In 1914, they rounded up enough Catholics to coax Bernard Froegel
of Brighton to say Mass in the Roggen School. In 1920, the growing
band of Catholics purchased an abandoned schoolhouse in the sand hills
five miles east of town. To get the building into Roggen, they used
planks and teams of horses and mules. Not until March 1921 did they
finish dragging the church to its present location. Then, planks were
laid across bricks to create pews for the first services. Before Bishop
Tihen arrived for the dedication on June 10, 1924, parishioners handcrafted
permanent pews and plastered and decorated the interior of the frame
structure.
M.C. Klausner, Tom Klausner's brother, conducted catechism classes,
while his wife prepared the First Communion groups. Although some
Protestants were scandalized, parishioners laid out a baseball diamond
next to the church for after-Mass games. Despite dust, debt, drought,
and twenty-five-cents-a-bushel wheat during the depression, Sacred
Heart parish endured, sharing a pastor with Holy Family Church in
nearby Keenesburg. Sisters of Charity came from Denver to teach catechism
in the summers, and an addition was attached to the rear of the church
in 1930. Sacred Heart parish raised $7,346 in the winter of 1943 to
build on land donated by the Charles Buchholzes a new church, a feat
that Archbishop Vehr called "the miracle of the diocese."
The archbishop assigned architect John K. Monroe to help plan the
new church and appointed Charles P. Sanger the first resident pastor.
Archbishop Vehr dedicated the Romanesque church on June 10, 1947.
As parishioners donated much of the labor and materials, this exquisite
structure with its domed bell tower and coffered ceiling was built
for only $29,000.
While undertaking their new church, this energetic congregation also
bought a home for $2,480 and moved it a mile and a half to rest beside
the old church.

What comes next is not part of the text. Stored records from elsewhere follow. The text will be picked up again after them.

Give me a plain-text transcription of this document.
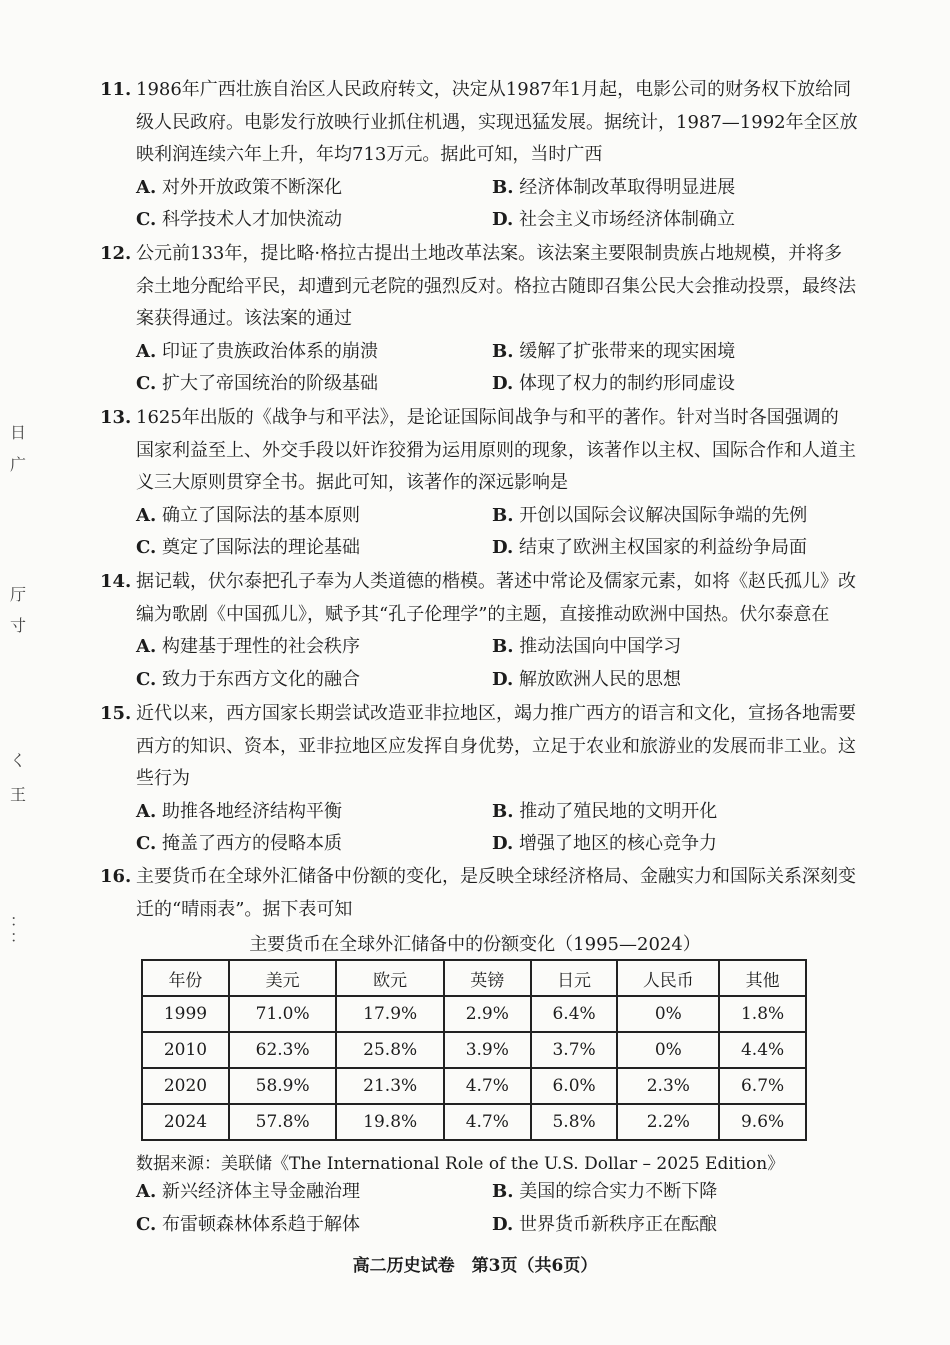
日
广
厅
寸
く
王
：
：
11. 1986年广西壮族自治区人民政府转文，决定从1987年1月起，电影公司的财务权下放给同
级人民政府。电影发行放映行业抓住机遇，实现迅猛发展。据统计，1987—1992年全区放
映利润连续六年上升，年均713万元。据此可知，当时广西
A. 对外开放政策不断深化	B. 经济体制改革取得明显进展
C. 科学技术人才加快流动	D. 社会主义市场经济体制确立
12. 公元前133年，提比略·格拉古提出土地改革法案。该法案主要限制贵族占地规模，并将多
余土地分配给平民，却遭到元老院的强烈反对。格拉古随即召集公民大会推动投票，最终法
案获得通过。该法案的通过
A. 印证了贵族政治体系的崩溃	B. 缓解了扩张带来的现实困境
C. 扩大了帝国统治的阶级基础	D. 体现了权力的制约形同虚设
13. 1625年出版的《战争与和平法》，是论证国际间战争与和平的著作。针对当时各国强调的
国家利益至上、外交手段以奸诈狡猾为运用原则的现象，该著作以主权、国际合作和人道主
义三大原则贯穿全书。据此可知，该著作的深远影响是
A. 确立了国际法的基本原则	B. 开创以国际会议解决国际争端的先例
C. 奠定了国际法的理论基础	D. 结束了欧洲主权国家的利益纷争局面
14. 据记载，伏尔泰把孔子奉为人类道德的楷模。著述中常论及儒家元素，如将《赵氏孤儿》改
编为歌剧《中国孤儿》，赋予其“孔子伦理学”的主题，直接推动欧洲中国热。伏尔泰意在
A. 构建基于理性的社会秩序	B. 推动法国向中国学习
C. 致力于东西方文化的融合	D. 解放欧洲人民的思想
15. 近代以来，西方国家长期尝试改造亚非拉地区，竭力推广西方的语言和文化，宣扬各地需要
西方的知识、资本，亚非拉地区应发挥自身优势，立足于农业和旅游业的发展而非工业。这
些行为
A. 助推各地经济结构平衡	B. 推动了殖民地的文明开化
C. 掩盖了西方的侵略本质	D. 增强了地区的核心竞争力
16. 主要货币在全球外汇储备中份额的变化，是反映全球经济格局、金融实力和国际关系深刻变
迁的“晴雨表”。据下表可知
主要货币在全球外汇储备中的份额变化（1995—2024）
年份	美元	欧元	英镑	日元	人民币	其他
1999	71.0%	17.9%	2.9%	6.4%	0%	1.8%
2010	62.3%	25.8%	3.9%	3.7%	0%	4.4%
2020	58.9%	21.3%	4.7%	6.0%	2.3%	6.7%
2024	57.8%	19.8%	4.7%	5.8%	2.2%	9.6%
数据来源：美联储《The International Role of the U.S. Dollar – 2025 Edition》
A. 新兴经济体主导金融治理	B. 美国的综合实力不断下降
C. 布雷顿森林体系趋于解体	D. 世界货币新秩序正在酝酿
高二历史试卷　第3页（共6页）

It was used as a convent, and the old church was divided
into two classrooms where two sisters, Adorers of the Blood of Christ
from Wichita, Kansas, opened Sacred Heart School in 1946. Enrollment
reached sixty-five during the 1950s, but two decades later declining
numbers and rising costs led the parish to close its school. Robert
L. Breunig, pastor since 1985, reported in 1988 that Sacred Heart
and its missions at Keenesburg and Wiggins are alive and well.